There are many companies found online that manufacture efficient water bottle filling devices both big and small for the promotion of reusable water bottles. “I researched all the different models and I decided I wanted the Elkay models because they had a little counter,” Williamson said, explaining that seeing hard numbers was very important for the sustainability team. “The ones we actually got were less expensive so we were able to get them around a lot of places on campus. Our hopes are that if these work out, the goal is to expand them to all the drinking fountains across campus.”

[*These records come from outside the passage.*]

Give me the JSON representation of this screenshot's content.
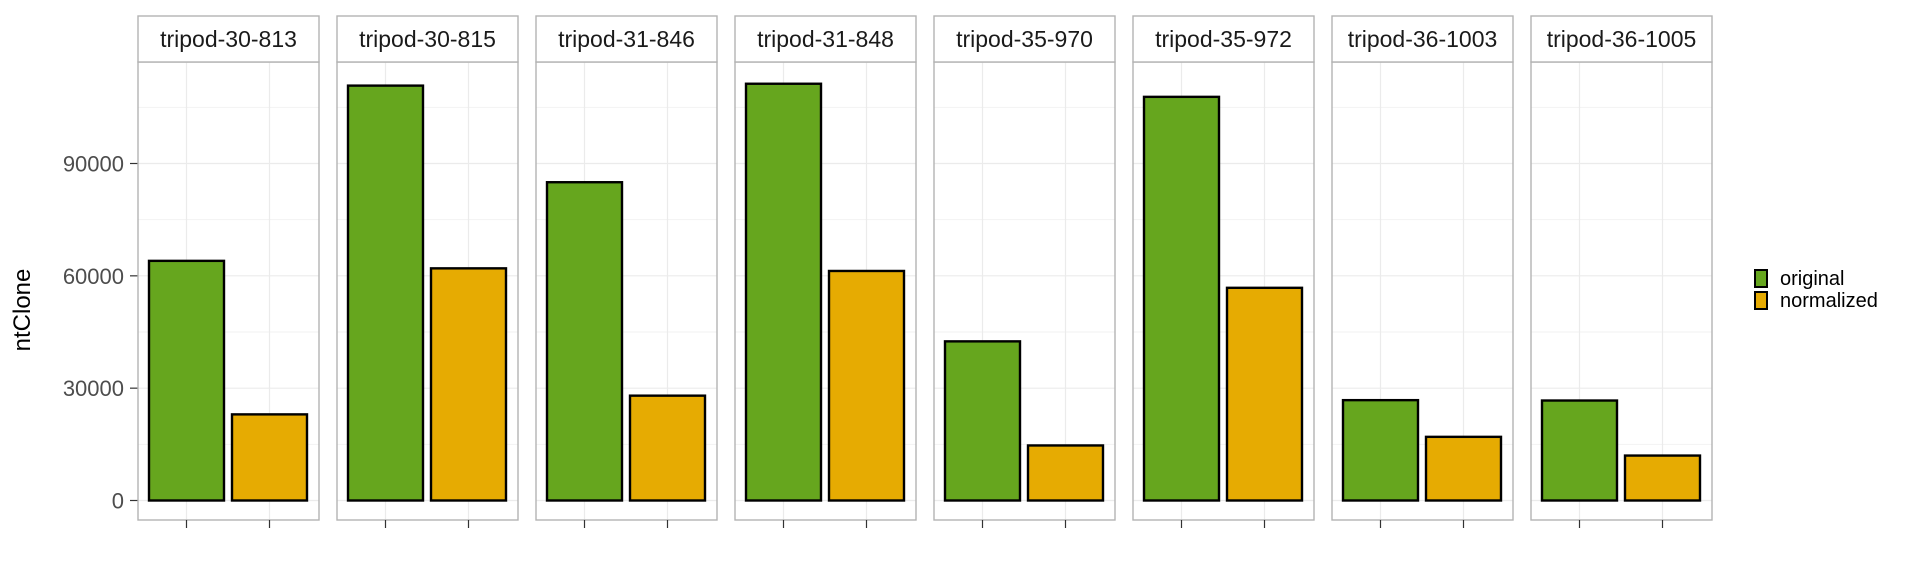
{
  "chart_data": {
    "type": "bar",
    "facet_labels": [
      "tripod-30-813",
      "tripod-30-815",
      "tripod-31-846",
      "tripod-31-848",
      "tripod-35-970",
      "tripod-35-972",
      "tripod-36-1003",
      "tripod-36-1005"
    ],
    "ylabel": "ntClone",
    "xlabel": "",
    "ylim": [
      0,
      122000
    ],
    "y_ticks": [
      0,
      30000,
      60000,
      90000
    ],
    "y_tick_labels": [
      "0",
      "30000",
      "60000",
      "90000"
    ],
    "grid": true,
    "legend_position": "right",
    "series": [
      {
        "name": "original",
        "color": "#66a61e",
        "values": [
          64000,
          110800,
          85000,
          111300,
          42500,
          107800,
          26800,
          26700
        ]
      },
      {
        "name": "normalized",
        "color": "#e6ab02",
        "values": [
          23000,
          62000,
          28000,
          61300,
          14700,
          56800,
          17000,
          12000
        ]
      }
    ]
  }
}
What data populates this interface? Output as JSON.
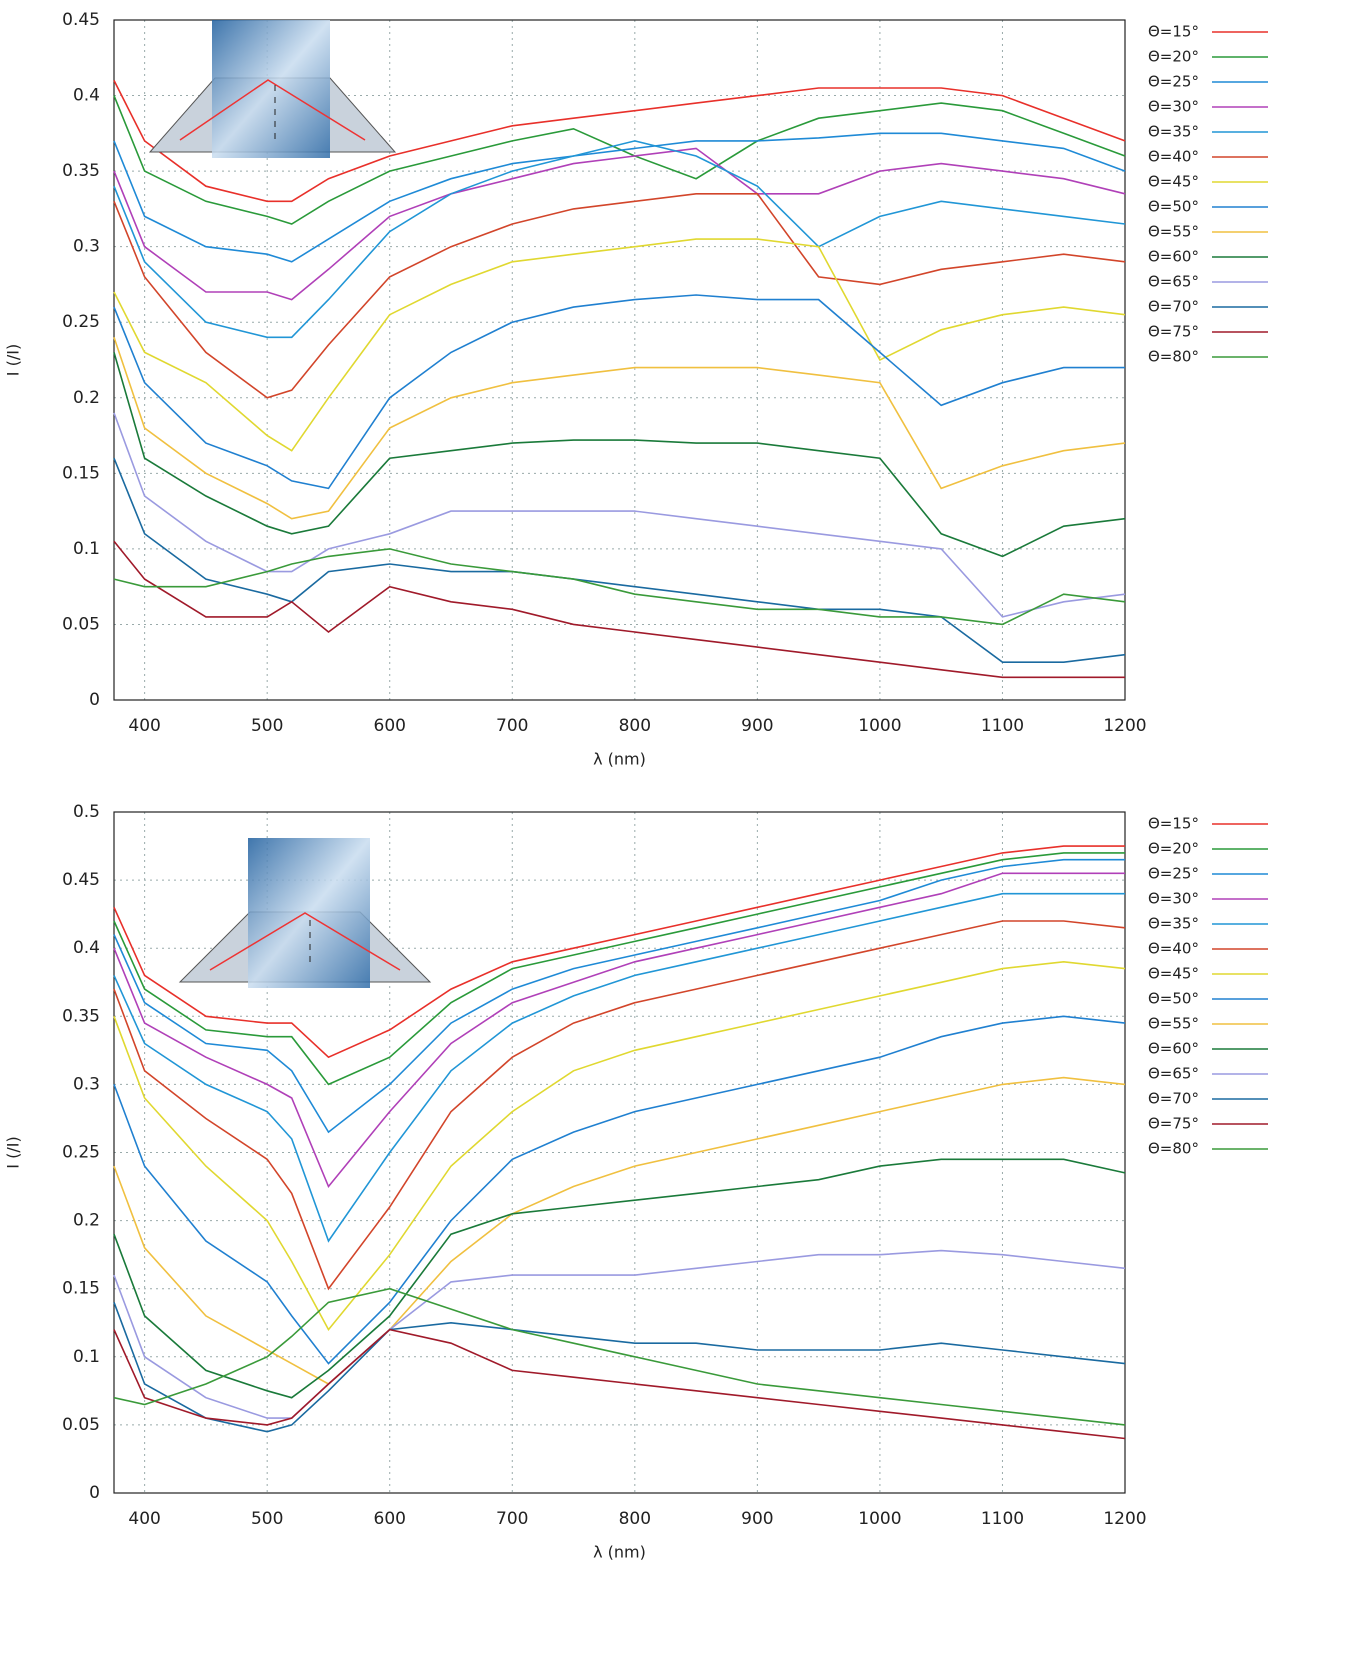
{
  "chart_data": [
    {
      "type": "line",
      "x_label": "λ (nm)",
      "y_label": "I (/I)",
      "grid": true,
      "xlim": [
        375,
        1200
      ],
      "xticks": [
        400,
        500,
        600,
        700,
        800,
        900,
        1000,
        1100,
        1200
      ],
      "ylim": [
        0,
        0.45
      ],
      "yticks": [
        0,
        0.05,
        0.1,
        0.15,
        0.2,
        0.25,
        0.3,
        0.35,
        0.4,
        0.45
      ],
      "x": [
        375,
        400,
        450,
        500,
        520,
        550,
        600,
        650,
        700,
        750,
        800,
        850,
        900,
        950,
        1000,
        1050,
        1100,
        1150,
        1200
      ],
      "series": [
        {
          "name": "Θ=15°",
          "color": "#e8302a",
          "values": [
            0.41,
            0.37,
            0.34,
            0.33,
            0.33,
            0.345,
            0.36,
            0.37,
            0.38,
            0.385,
            0.39,
            0.395,
            0.4,
            0.405,
            0.405,
            0.405,
            0.4,
            0.385,
            0.37
          ]
        },
        {
          "name": "Θ=20°",
          "color": "#2a9a3a",
          "values": [
            0.4,
            0.35,
            0.33,
            0.32,
            0.315,
            0.33,
            0.35,
            0.36,
            0.37,
            0.378,
            0.36,
            0.345,
            0.37,
            0.385,
            0.39,
            0.395,
            0.39,
            0.375,
            0.36
          ]
        },
        {
          "name": "Θ=25°",
          "color": "#1f8ad6",
          "values": [
            0.37,
            0.32,
            0.3,
            0.295,
            0.29,
            0.305,
            0.33,
            0.345,
            0.355,
            0.36,
            0.365,
            0.37,
            0.37,
            0.372,
            0.375,
            0.375,
            0.37,
            0.365,
            0.35
          ]
        },
        {
          "name": "Θ=30°",
          "color": "#b040b8",
          "values": [
            0.35,
            0.3,
            0.27,
            0.27,
            0.265,
            0.285,
            0.32,
            0.335,
            0.345,
            0.355,
            0.36,
            0.365,
            0.335,
            0.335,
            0.35,
            0.355,
            0.35,
            0.345,
            0.335
          ]
        },
        {
          "name": "Θ=35°",
          "color": "#2196d6",
          "values": [
            0.34,
            0.29,
            0.25,
            0.24,
            0.24,
            0.265,
            0.31,
            0.335,
            0.35,
            0.36,
            0.37,
            0.36,
            0.34,
            0.3,
            0.32,
            0.33,
            0.325,
            0.32,
            0.315
          ]
        },
        {
          "name": "Θ=40°",
          "color": "#d2452a",
          "values": [
            0.33,
            0.28,
            0.23,
            0.2,
            0.205,
            0.235,
            0.28,
            0.3,
            0.315,
            0.325,
            0.33,
            0.335,
            0.335,
            0.28,
            0.275,
            0.285,
            0.29,
            0.295,
            0.29
          ]
        },
        {
          "name": "Θ=45°",
          "color": "#e0d830",
          "values": [
            0.27,
            0.23,
            0.21,
            0.175,
            0.165,
            0.2,
            0.255,
            0.275,
            0.29,
            0.295,
            0.3,
            0.305,
            0.305,
            0.3,
            0.225,
            0.245,
            0.255,
            0.26,
            0.255
          ]
        },
        {
          "name": "Θ=50°",
          "color": "#2080d0",
          "values": [
            0.26,
            0.21,
            0.17,
            0.155,
            0.145,
            0.14,
            0.2,
            0.23,
            0.25,
            0.26,
            0.265,
            0.268,
            0.265,
            0.265,
            0.23,
            0.195,
            0.21,
            0.22,
            0.22
          ]
        },
        {
          "name": "Θ=55°",
          "color": "#f0c040",
          "values": [
            0.24,
            0.18,
            0.15,
            0.13,
            0.12,
            0.125,
            0.18,
            0.2,
            0.21,
            0.215,
            0.22,
            0.22,
            0.22,
            0.215,
            0.21,
            0.14,
            0.155,
            0.165,
            0.17
          ]
        },
        {
          "name": "Θ=60°",
          "color": "#1a7a3a",
          "values": [
            0.23,
            0.16,
            0.135,
            0.115,
            0.11,
            0.115,
            0.16,
            0.165,
            0.17,
            0.172,
            0.172,
            0.17,
            0.17,
            0.165,
            0.16,
            0.11,
            0.095,
            0.115,
            0.12
          ]
        },
        {
          "name": "Θ=65°",
          "color": "#9a9ae0",
          "values": [
            0.19,
            0.135,
            0.105,
            0.085,
            0.085,
            0.1,
            0.11,
            0.125,
            0.125,
            0.125,
            0.125,
            0.12,
            0.115,
            0.11,
            0.105,
            0.1,
            0.055,
            0.065,
            0.07
          ]
        },
        {
          "name": "Θ=70°",
          "color": "#1a6aa0",
          "values": [
            0.16,
            0.11,
            0.08,
            0.07,
            0.065,
            0.085,
            0.09,
            0.085,
            0.085,
            0.08,
            0.075,
            0.07,
            0.065,
            0.06,
            0.06,
            0.055,
            0.025,
            0.025,
            0.03
          ]
        },
        {
          "name": "Θ=75°",
          "color": "#a01a2a",
          "values": [
            0.105,
            0.08,
            0.055,
            0.055,
            0.065,
            0.045,
            0.075,
            0.065,
            0.06,
            0.05,
            0.045,
            0.04,
            0.035,
            0.03,
            0.025,
            0.02,
            0.015,
            0.015,
            0.015
          ]
        },
        {
          "name": "Θ=80°",
          "color": "#3a9a3a",
          "values": [
            0.08,
            0.075,
            0.075,
            0.085,
            0.09,
            0.095,
            0.1,
            0.09,
            0.085,
            0.08,
            0.07,
            0.065,
            0.06,
            0.06,
            0.055,
            0.055,
            0.05,
            0.07,
            0.065
          ]
        }
      ]
    },
    {
      "type": "line",
      "x_label": "λ (nm)",
      "y_label": "I (/I)",
      "grid": true,
      "xlim": [
        375,
        1200
      ],
      "xticks": [
        400,
        500,
        600,
        700,
        800,
        900,
        1000,
        1100,
        1200
      ],
      "ylim": [
        0,
        0.5
      ],
      "yticks": [
        0,
        0.05,
        0.1,
        0.15,
        0.2,
        0.25,
        0.3,
        0.35,
        0.4,
        0.45,
        0.5
      ],
      "x": [
        375,
        400,
        450,
        500,
        520,
        550,
        600,
        650,
        700,
        750,
        800,
        850,
        900,
        950,
        1000,
        1050,
        1100,
        1150,
        1200
      ],
      "series": [
        {
          "name": "Θ=15°",
          "color": "#e8302a",
          "values": [
            0.43,
            0.38,
            0.35,
            0.345,
            0.345,
            0.32,
            0.34,
            0.37,
            0.39,
            0.4,
            0.41,
            0.42,
            0.43,
            0.44,
            0.45,
            0.46,
            0.47,
            0.475,
            0.475
          ]
        },
        {
          "name": "Θ=20°",
          "color": "#2a9a3a",
          "values": [
            0.42,
            0.37,
            0.34,
            0.335,
            0.335,
            0.3,
            0.32,
            0.36,
            0.385,
            0.395,
            0.405,
            0.415,
            0.425,
            0.435,
            0.445,
            0.455,
            0.465,
            0.47,
            0.47
          ]
        },
        {
          "name": "Θ=25°",
          "color": "#1f8ad6",
          "values": [
            0.41,
            0.36,
            0.33,
            0.325,
            0.31,
            0.265,
            0.3,
            0.345,
            0.37,
            0.385,
            0.395,
            0.405,
            0.415,
            0.425,
            0.435,
            0.45,
            0.46,
            0.465,
            0.465
          ]
        },
        {
          "name": "Θ=30°",
          "color": "#b040b8",
          "values": [
            0.4,
            0.345,
            0.32,
            0.3,
            0.29,
            0.225,
            0.28,
            0.33,
            0.36,
            0.375,
            0.39,
            0.4,
            0.41,
            0.42,
            0.43,
            0.44,
            0.455,
            0.455,
            0.455
          ]
        },
        {
          "name": "Θ=35°",
          "color": "#2196d6",
          "values": [
            0.38,
            0.33,
            0.3,
            0.28,
            0.26,
            0.185,
            0.25,
            0.31,
            0.345,
            0.365,
            0.38,
            0.39,
            0.4,
            0.41,
            0.42,
            0.43,
            0.44,
            0.44,
            0.44
          ]
        },
        {
          "name": "Θ=40°",
          "color": "#d2452a",
          "values": [
            0.37,
            0.31,
            0.275,
            0.245,
            0.22,
            0.15,
            0.21,
            0.28,
            0.32,
            0.345,
            0.36,
            0.37,
            0.38,
            0.39,
            0.4,
            0.41,
            0.42,
            0.42,
            0.415
          ]
        },
        {
          "name": "Θ=45°",
          "color": "#e0d830",
          "values": [
            0.35,
            0.29,
            0.24,
            0.2,
            0.17,
            0.12,
            0.175,
            0.24,
            0.28,
            0.31,
            0.325,
            0.335,
            0.345,
            0.355,
            0.365,
            0.375,
            0.385,
            0.39,
            0.385
          ]
        },
        {
          "name": "Θ=50°",
          "color": "#2080d0",
          "values": [
            0.3,
            0.24,
            0.185,
            0.155,
            0.13,
            0.095,
            0.14,
            0.2,
            0.245,
            0.265,
            0.28,
            0.29,
            0.3,
            0.31,
            0.32,
            0.335,
            0.345,
            0.35,
            0.345
          ]
        },
        {
          "name": "Θ=55°",
          "color": "#f0c040",
          "values": [
            0.24,
            0.18,
            0.13,
            0.105,
            0.095,
            0.08,
            0.12,
            0.17,
            0.205,
            0.225,
            0.24,
            0.25,
            0.26,
            0.27,
            0.28,
            0.29,
            0.3,
            0.305,
            0.3
          ]
        },
        {
          "name": "Θ=60°",
          "color": "#1a7a3a",
          "values": [
            0.19,
            0.13,
            0.09,
            0.075,
            0.07,
            0.09,
            0.13,
            0.19,
            0.205,
            0.21,
            0.215,
            0.22,
            0.225,
            0.23,
            0.24,
            0.245,
            0.245,
            0.245,
            0.235
          ]
        },
        {
          "name": "Θ=65°",
          "color": "#9a9ae0",
          "values": [
            0.16,
            0.1,
            0.07,
            0.055,
            0.055,
            0.08,
            0.12,
            0.155,
            0.16,
            0.16,
            0.16,
            0.165,
            0.17,
            0.175,
            0.175,
            0.178,
            0.175,
            0.17,
            0.165
          ]
        },
        {
          "name": "Θ=70°",
          "color": "#1a6aa0",
          "values": [
            0.14,
            0.08,
            0.055,
            0.045,
            0.05,
            0.075,
            0.12,
            0.125,
            0.12,
            0.115,
            0.11,
            0.11,
            0.105,
            0.105,
            0.105,
            0.11,
            0.105,
            0.1,
            0.095
          ]
        },
        {
          "name": "Θ=75°",
          "color": "#a01a2a",
          "values": [
            0.12,
            0.07,
            0.055,
            0.05,
            0.055,
            0.08,
            0.12,
            0.11,
            0.09,
            0.085,
            0.08,
            0.075,
            0.07,
            0.065,
            0.06,
            0.055,
            0.05,
            0.045,
            0.04
          ]
        },
        {
          "name": "Θ=80°",
          "color": "#3a9a3a",
          "values": [
            0.07,
            0.065,
            0.08,
            0.1,
            0.115,
            0.14,
            0.15,
            0.135,
            0.12,
            0.11,
            0.1,
            0.09,
            0.08,
            0.075,
            0.07,
            0.065,
            0.06,
            0.055,
            0.05
          ]
        }
      ]
    }
  ]
}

There are plenty of social issues that come up in discussions about plastic water bottles. “I was really annoyed that we didn’t have a way to fill up a water bottle and if someone was going to make that decision. I took Michael Meyer’s Bite Me class and watched a movie called “Flow.” It was about plastic water bottles and the whole industry is actually really bad,” Williamson said and went on to explain how the plastic water bottle industry has been causing more than just pollution in the physical world. It’s become a social pollutant and “I wanted to make it so there wouldn’t be an excuse not to use a reusable water bottle.”

Once installed, members of the sustainability department saw the effects almost immediately. “I think a lot of people are starting to notice them and are asking where they can fill up their water bottle,” said Williamson, “I’m hoping there’s going to be a step so that I can pass it along to the next Environmental Representative for ASG and they can get a full campaign [against plastic water bottles].”